Winter Wonderland

Jan 07, 2011 15:04




More snow is falling today. But it's what they call a "soft snow," most of it melting on the warmer city streets and sidewalks, with little accumulation.

But I was out in the blizzard two Sundays ago, and here's a shot from that early evening to prove it. I had a whole day of activities and culture planned with mudcub, who wisely decided to hightail it back to DC that morning, trying to beat the worst of the storm, since he still had a week's worth of moving work to attend to.

But there was still an extremely rare screening at the Museum of Modern Art that I wanted to see, Viktor und Viktoria, a 1933 comedy/musical from Weimar Germany that I wanted to see, which Blake Edwards adapted for his comedy decades later. (It was interesting to see the plot points that were almost identical -- the rain storm and cold, the fistfight in the working class bar, the scenes with "men" drinking and smoking cigars, which were pipes here, and the inspection at the end to find out if Viktor was actually a woman -- although there was no restaurant/cockroach scene.)

I was dumbfounded at the number of tourists out and about in the snowstorm that Sunday afternoon, but then I realized that half of them probably come from areas with snow, so they're used to being out it in, and the other half come from areas without snow, and for them it was a novelty, not only were they doing Christmas in New York, they were doing Christmas in New York in the snow.

Afterwards, the snow still coming down heavily, I holed up in MoMA's cafe (with some incredibly delicious lentil soup, foccacia drizzled with E.V.O.O., and a plate of cookies) with a window seat facing out, watching the storm and the garbage trucks, now outfitted with snowplows, battle the accumulation. I had tickets for us to see The Pee-Wee Herman Show that evening, and could have gone without him, but I knew I wouldn't enjoy it as much with mud missing from my side. Fortunately I had a couple of friends who were adventurous enough to come out in a blizzard to see a Broadway show, but I still had to get down to the theater eleven blocks away to give them the tickets.

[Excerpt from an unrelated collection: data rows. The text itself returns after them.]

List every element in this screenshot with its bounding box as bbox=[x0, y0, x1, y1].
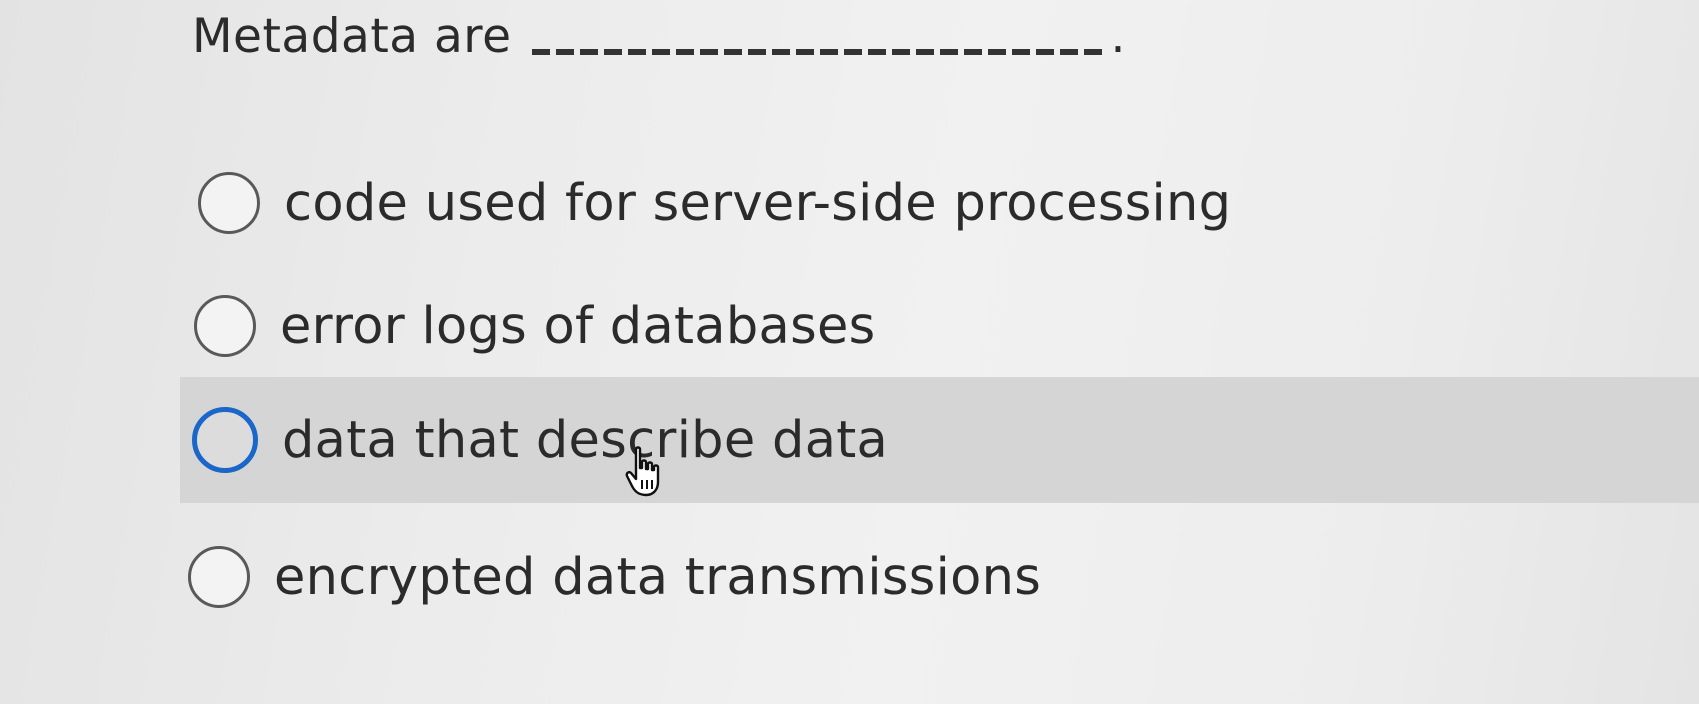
radio-button[interactable] bbox=[194, 295, 256, 357]
hand-pointer-icon bbox=[625, 446, 660, 497]
radio-button[interactable] bbox=[198, 172, 260, 234]
option-label: data that describe data bbox=[282, 410, 889, 470]
option-2[interactable]: error logs of databases bbox=[194, 263, 1294, 389]
option-4[interactable]: encrypted data transmissions bbox=[186, 514, 1286, 640]
option-1[interactable]: code used for server-side processing bbox=[194, 140, 1294, 266]
option-label: error logs of databases bbox=[280, 296, 876, 356]
radio-button[interactable] bbox=[188, 546, 250, 608]
answer-options: code used for server-side processing err… bbox=[0, 0, 1699, 704]
option-label: encrypted data transmissions bbox=[274, 547, 1042, 607]
option-label: code used for server-side processing bbox=[284, 173, 1232, 233]
option-3[interactable]: data that describe data bbox=[180, 377, 1699, 503]
radio-button[interactable] bbox=[192, 407, 258, 473]
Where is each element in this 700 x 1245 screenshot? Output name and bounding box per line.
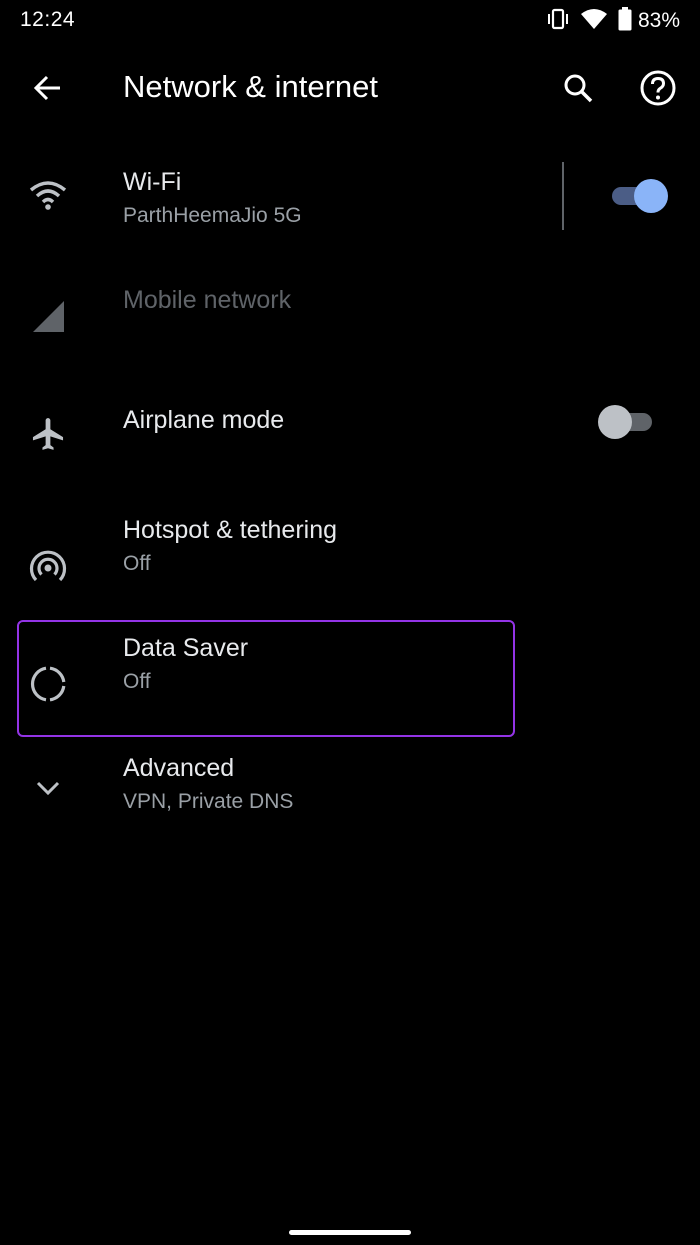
chevron-down-icon (28, 768, 68, 808)
status-bar: 12:24 83% (0, 0, 700, 42)
wifi-toggle-thumb (634, 179, 668, 213)
mobile-network-row[interactable]: Mobile network (0, 256, 700, 376)
airplane-toggle-thumb (598, 405, 632, 439)
vibrate-icon (546, 8, 570, 35)
search-icon (562, 72, 594, 109)
hotspot-row[interactable]: Hotspot & tethering Off (0, 496, 700, 616)
advanced-summary: VPN, Private DNS (123, 790, 294, 813)
battery-icon (618, 6, 632, 36)
mobile-network-title: Mobile network (123, 286, 292, 314)
hotspot-summary: Off (123, 552, 151, 575)
gesture-nav-handle[interactable] (289, 1230, 411, 1235)
back-arrow-icon (32, 72, 64, 109)
wifi-summary: ParthHeemaJio 5G (123, 204, 302, 227)
app-bar: Network & internet (0, 42, 700, 138)
settings-list: Wi-Fi ParthHeemaJio 5G Mobile network Ai… (0, 138, 700, 856)
status-icons: 83% (546, 6, 680, 36)
cell-signal-icon (28, 296, 68, 336)
highlight-box (17, 620, 515, 737)
help-button[interactable] (632, 64, 684, 116)
data-saver-summary: Off (123, 670, 151, 693)
advanced-row[interactable]: Advanced VPN, Private DNS (0, 736, 700, 856)
data-saver-icon (28, 664, 68, 704)
wifi-row[interactable]: Wi-Fi ParthHeemaJio 5G (0, 138, 700, 256)
data-saver-title: Data Saver (123, 634, 249, 662)
wifi-divider (562, 162, 564, 230)
wifi-icon (28, 176, 68, 216)
advanced-title: Advanced (123, 754, 235, 782)
help-icon (639, 69, 677, 112)
battery-percent: 83% (637, 9, 680, 32)
airplane-mode-title: Airplane mode (123, 406, 285, 434)
airplane-mode-row[interactable]: Airplane mode (0, 376, 700, 496)
back-button[interactable] (22, 64, 74, 116)
hotspot-icon (28, 548, 68, 588)
wifi-toggle[interactable] (604, 176, 668, 216)
airplane-icon (28, 414, 68, 454)
airplane-mode-toggle[interactable] (598, 402, 658, 442)
data-saver-row[interactable]: Data Saver Off (0, 616, 700, 737)
hotspot-title: Hotspot & tethering (123, 516, 338, 544)
search-button[interactable] (552, 64, 604, 116)
wifi-title: Wi-Fi (123, 168, 182, 196)
page-title: Network & internet (123, 69, 378, 104)
wifi-signal-icon (580, 8, 608, 35)
status-time: 12:24 (20, 8, 76, 31)
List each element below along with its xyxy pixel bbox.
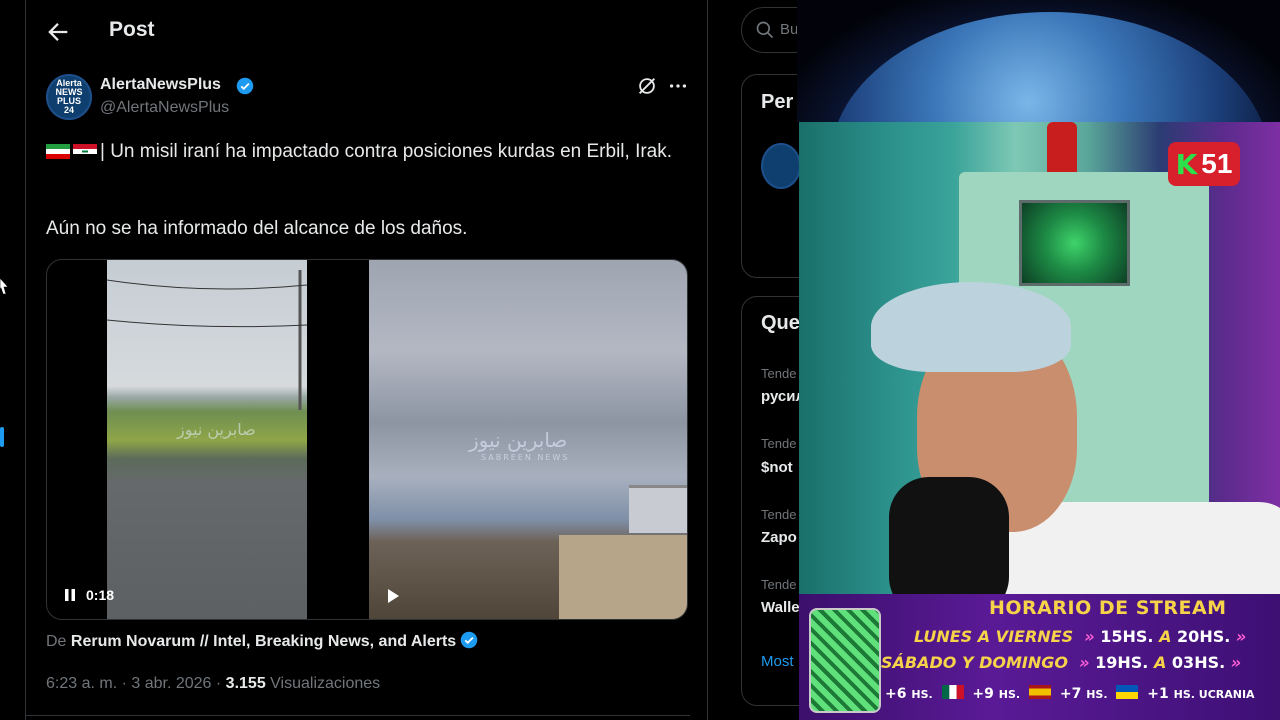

So here's a view of Sixth Avenue as I trudged along. Shortly after I put my camera away, along came a group of gonzo pedicab drivers racing up the Avenue on their taxi trikes and whooping it up in the storm, but I couldn't grab my camera fast enough to document this surreal scene. Once I passed on the tickets to my friends at the box office, I took the subway home, where the blizzard increased to blackout conditions -- I couldn't see the bright lights from other buildings outside my windows -- and curled up with a pipe and the internet.